Inspiration

It’s been a mad busy week, packing in a Medway Mermaids meeting, a trip to the dentist with my son (filling), our regular Wednesday swimming lesson, a schoolfriend round for Wii ‘n’ Tea, but most excitingly of all the launch of another Myriad book, Quilt by Nicholas Royle.

It’s been quite a few years since I studied literary theory, critical theory, feminist critical theory, postmodernism, structuralism, post-structuralism, Derrida, Saussure and all the rest of them. To meet them once again at the launch was at once both surreal and strangely familiar, bizarre that I once understood all of this sort of thing, and how strange to think about what must have happened in my brain in the intervening twenty or so years to make me misunderstand it all now.

I’m about halfway through Quilt and, as I have been with all the other Myriad books I’ve read, I am in awe of it. I wonder once again how on earth my book can stand beside these.

It’s not that I don’t love it. I love the story (bleak as it is), I love my characters – all of them – but it still just feels like a story I wrote for my own amusement, not something that other people will want to read and engage with and comment on. Whenever people tell me how much they liked it, I’m always surprised and a bit thrilled. I wonder if this will ever sink in.

This week I had quite high hopes of making great progress with my Book 2, Under a Hunter’s Moon; I need to get the first full draft of it finished by the end of this month, so that I can start Nano in November with my fresh plot. For the time being, though, it continues to be a struggle.

I don’t know why this is.
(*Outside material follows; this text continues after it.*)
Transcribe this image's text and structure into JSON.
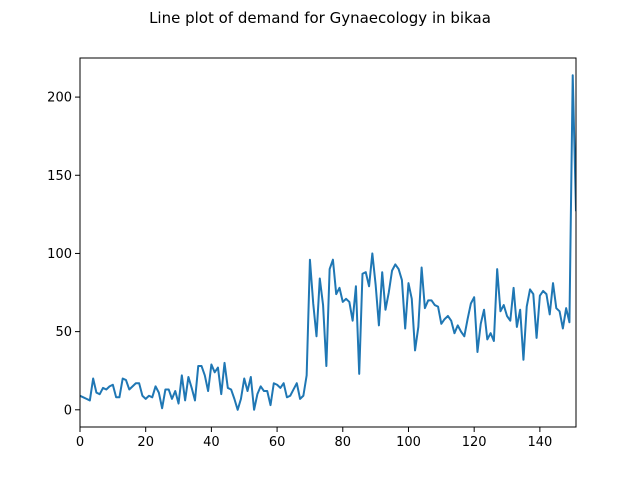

I’ve always been in love with this book, and it’s been a part of my life since 2006 – four whole years. It’s a skilful book, a challenging book, tangled and full of rich characters who are dying to tell their stories; but I think the problem is that I left it unfinished for too long. Now I find myself approaching it tentatively, as one might an old lover, hoping that I can find the words to reconcile with it and get back to the heady days of excitement we had right at the start. But it’s sulky.

Tomorrow I’m going to show it who’s boss.